Cambridgeshire and Peterborough might appear to be an exception, with their bold declaration that “Although the STP Board is not a statutory NHS body we want to ensure openness and accountability to the public in the business of the Board and, therefore, our meetings will operate in a similar manner to Statutory NHS body Boards.”

However the emptiness of this is revealed in the decision last November that “To support the creation of the ICS, a consistent and compelling approach to communications and engagement is required.” The Board agreed five “key communications priorities for the next six months,” including  production of an ICS website “in partnership with CUHFT (whose web platform we plan to utilise to maximise return on investment and minimise costs)” and a monthly newsletter.

A “Band 7 individual” was to be recruited “on a temporary basis for six months” to help support the production of materials/ content, “working under the guidance and management of the Head of Communications and Marketing at the CCG and System Governance/Business Manager.”

None of this appears to have happened. There is no website.

Whatever is being done to prepare or advance the work of ICSs is being done behind firmly closed doors and with no public information or scrutiny.

Nor is there any real integration. Despite all the warm words, local government remains firmly on the fringes of decision making even if they are involved at all – and the proposed legislation to give ICSs statutory powers would also strip away existing powers from elected local politicians.
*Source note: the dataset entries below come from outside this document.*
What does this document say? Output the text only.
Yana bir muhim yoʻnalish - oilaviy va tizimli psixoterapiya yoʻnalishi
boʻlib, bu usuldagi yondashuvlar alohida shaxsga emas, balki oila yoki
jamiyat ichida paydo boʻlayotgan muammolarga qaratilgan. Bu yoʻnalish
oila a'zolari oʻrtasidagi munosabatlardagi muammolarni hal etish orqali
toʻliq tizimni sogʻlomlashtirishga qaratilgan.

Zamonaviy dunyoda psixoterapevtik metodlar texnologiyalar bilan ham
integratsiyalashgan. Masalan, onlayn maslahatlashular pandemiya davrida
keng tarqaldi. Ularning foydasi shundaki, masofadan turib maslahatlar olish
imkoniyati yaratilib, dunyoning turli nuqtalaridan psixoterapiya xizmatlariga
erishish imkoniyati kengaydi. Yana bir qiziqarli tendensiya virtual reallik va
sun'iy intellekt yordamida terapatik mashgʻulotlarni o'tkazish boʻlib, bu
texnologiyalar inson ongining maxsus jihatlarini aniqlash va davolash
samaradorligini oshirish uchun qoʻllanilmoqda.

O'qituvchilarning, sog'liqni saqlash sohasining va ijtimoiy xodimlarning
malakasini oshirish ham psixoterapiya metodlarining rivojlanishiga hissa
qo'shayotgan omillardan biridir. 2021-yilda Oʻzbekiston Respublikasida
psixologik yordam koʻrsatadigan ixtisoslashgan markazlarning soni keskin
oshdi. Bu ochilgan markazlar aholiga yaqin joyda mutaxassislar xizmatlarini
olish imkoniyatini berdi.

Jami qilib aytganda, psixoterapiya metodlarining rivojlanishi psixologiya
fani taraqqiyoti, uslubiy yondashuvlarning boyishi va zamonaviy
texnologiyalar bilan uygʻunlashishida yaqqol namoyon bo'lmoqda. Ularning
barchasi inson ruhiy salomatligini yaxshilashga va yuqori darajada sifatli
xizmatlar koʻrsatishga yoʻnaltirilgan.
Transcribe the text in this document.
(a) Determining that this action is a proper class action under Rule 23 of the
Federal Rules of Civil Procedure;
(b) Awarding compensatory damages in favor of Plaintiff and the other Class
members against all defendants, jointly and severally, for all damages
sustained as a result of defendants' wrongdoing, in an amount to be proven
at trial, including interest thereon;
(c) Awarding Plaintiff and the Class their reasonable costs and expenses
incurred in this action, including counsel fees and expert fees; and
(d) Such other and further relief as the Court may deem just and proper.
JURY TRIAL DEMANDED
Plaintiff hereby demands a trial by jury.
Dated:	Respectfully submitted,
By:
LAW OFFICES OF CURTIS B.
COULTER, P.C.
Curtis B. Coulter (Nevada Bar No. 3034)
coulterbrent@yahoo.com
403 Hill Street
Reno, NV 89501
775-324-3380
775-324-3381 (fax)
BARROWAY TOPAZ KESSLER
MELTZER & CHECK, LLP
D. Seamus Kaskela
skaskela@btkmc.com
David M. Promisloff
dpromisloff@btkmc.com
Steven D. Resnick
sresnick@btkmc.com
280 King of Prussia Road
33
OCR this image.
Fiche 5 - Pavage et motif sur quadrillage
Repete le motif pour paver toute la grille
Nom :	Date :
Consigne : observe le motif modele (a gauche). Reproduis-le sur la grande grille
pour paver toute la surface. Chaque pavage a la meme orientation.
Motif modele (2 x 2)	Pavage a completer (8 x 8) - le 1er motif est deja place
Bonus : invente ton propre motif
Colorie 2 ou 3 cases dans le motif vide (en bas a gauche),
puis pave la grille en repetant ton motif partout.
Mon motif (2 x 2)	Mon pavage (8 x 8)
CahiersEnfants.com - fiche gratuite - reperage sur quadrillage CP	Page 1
As a consolation prize the White Paper offers councillors the prospect of running subordinate “Partnership Boards” that would be open to all and sundry – including private companies – although what influence they may have is open to doubt.

As we have warned, the ICSs are not really integrated, they don’t care, and it’s clear many are not even systems: the one definite change they bring is far less accountability to local communities – and more to Matt Hancock.